Choline acetyltransferase and parvalbumin immunohistochemistry of the NBM. A–D, Panels (10× magnification) depict ChAT-immunoreactive cells (A, B) and parvalbumin-immunoreactive cells (C, D) in the NBM of a typical sham-lesioned (A, C) and NBM-lesioned (B, D) rat. A loss of ChAT-immunoreactive cells (B), but not parvalbumin-immunoreactive cells (D), is apparent in the NBM-lesioned rat. The rectangular outlines superimposed on the rat brain coronal schematics delineate the NBM cell-counting frames, and the solid gray fill illustrates the typical extent of ChAT-immunoreactive cell loss. Rat brain schematics were adapted from Paxinos and Watson (2007) and displayed coordinates refer to the anterior–posterior plane.

Figure 4.

Choline acetyltransferase and parvalbumin immunohistochemistry of the MS/VDB. A–D, Panels (10× magnification) depict ChAT-immunoreactive cells (A, B) and parvalbumin-immunoreactive cells (C, D) in the MS/VDB of a typical sham-lesioned (A, C) and NBM-lesioned (B, D) rat. No loss of ChAT-immunoreactive cells (B) or parvalbumin-immunoreactive cells (D) is apparent in the NBM-lesioned rat. The rectangular outlines superimposed on the rat brain coronal schematics delineate the MS/VDB cell-counting frames. Rat brain schematics were adapted from Paxinos and Watson (2007) and displayed coordinates refer to the anterior/posterior plane.

Figure 5.

Acetylcholinesterase histochemistry. A–F, Panels (1.25× magnification) depict AChE staining in the frontal cortex (A, B), parietal cortex (C, D), and hippocampus (E, F) of a typical sham-lesioned (A, C, E) and NBM-lesioned (B, D, F) rat.

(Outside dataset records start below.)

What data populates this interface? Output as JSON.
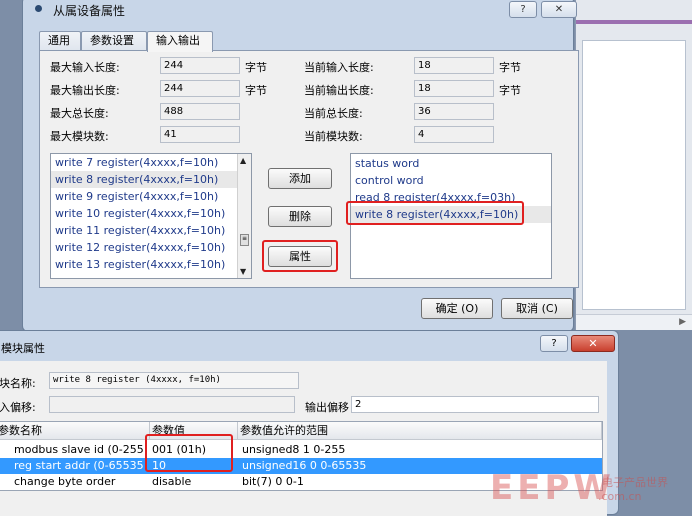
{
  "dialog1": {
    "title": "从属设备属性",
    "help_icon": "?",
    "close_icon": "✕",
    "tabs": [
      "通用",
      "参数设置",
      "输入输出"
    ],
    "active_tab": "输入输出",
    "fields": {
      "max_input_len": {
        "label": "最大输入长度:",
        "value": "244",
        "unit": "字节"
      },
      "max_output_len": {
        "label": "最大输出长度:",
        "value": "244",
        "unit": "字节"
      },
      "max_total_len": {
        "label": "最大总长度:",
        "value": "488"
      },
      "max_modules": {
        "label": "最大模块数:",
        "value": "41"
      },
      "cur_input_len": {
        "label": "当前输入长度:",
        "value": "18",
        "unit": "字节"
      },
      "cur_output_len": {
        "label": "当前输出长度:",
        "value": "18",
        "unit": "字节"
      },
      "cur_total_len": {
        "label": "当前总长度:",
        "value": "36"
      },
      "cur_modules": {
        "label": "当前模块数:",
        "value": "4"
      }
    },
    "available_modules": [
      "write 7 register(4xxxx,f=10h)",
      "write 8 register(4xxxx,f=10h)",
      "write 9 register(4xxxx,f=10h)",
      "write 10 register(4xxxx,f=10h)",
      "write 11 register(4xxxx,f=10h)",
      "write 12 register(4xxxx,f=10h)",
      "write 13 register(4xxxx,f=10h)"
    ],
    "configured_modules": [
      "status word",
      "control word",
      "read 8 register(4xxxx,f=03h)",
      "write 8 register(4xxxx,f=10h)"
    ],
    "buttons": {
      "add": "添加",
      "delete": "删除",
      "properties": "属性",
      "ok": "确定 (O)",
      "cancel": "取消 (C)"
    }
  },
  "dialog2": {
    "title": "模块属性",
    "help_icon": "?",
    "close_icon": "✕",
    "module_name_label": "块名称:",
    "module_name_value": "write 8 register (4xxxx, f=10h)",
    "input_offset_label": "入偏移:",
    "output_offset_label": "输出偏移",
    "output_offset_value": "2",
    "columns": [
      "参数名称",
      "参数值",
      "参数值允许的范围"
    ],
    "rows": [
      {
        "name": "modbus slave id (0-255",
        "value": "001 (01h)",
        "range": "unsigned8 1 0-255"
      },
      {
        "name": "reg start addr (0-65535",
        "value": "10",
        "range": "unsigned16 0 0-65535"
      },
      {
        "name": "change byte order",
        "value": "disable",
        "range": "bit(7) 0 0-1"
      }
    ]
  },
  "watermark": {
    "big": "EEPW",
    "small": "电子产品世界",
    "domain": ".com.cn"
  }
}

Significant depletion of AChE-positive fibers in the frontal (B) and parietal (D) cortices, but not the hippocampus (F), is apparent in the NBM-lesioned rat. The rectangular outlines superimposed on the rat brain coronal schematics delineate the boundaries used for obtaining optical density values for AChE densitometry. Rat brain schematics were adapted from Paxinos and Watson (2007) and displayed coordinates refer to the anterior/posterior plane.

Figure 6.

FC performance during the last six sessions before surgery and the subsequent retrieval of these same FC stimuli during the six postsurgery sessions.

Figure 7.

A–C, Postsurgical acquisition of novel FC (A), FS (B), and FS enhanced-difficulty (C) stimuli. Accuracy has been binned into four-session blocks. The boxes highlight the final level of performance attained by rats on the three tasks.

Figure 8.

Scatterplots illustrating the relationships between FC acquisition and NBM ChAT immunoreactivity and neocortical AChE reactivity. A, B, Linear regression of the data revealed significant positive relationships between postsurgical performance during the final block of FC acquisition and the number of ChAT-positive cells in the NBM (A) and AChE optical density in the frontal cortex (B). C, A weak trend toward significance was found for the positive relationship between FC acquisition performance and AChE optical density in the parietal cortex. *p < 0.05; ⁺p = 0.10.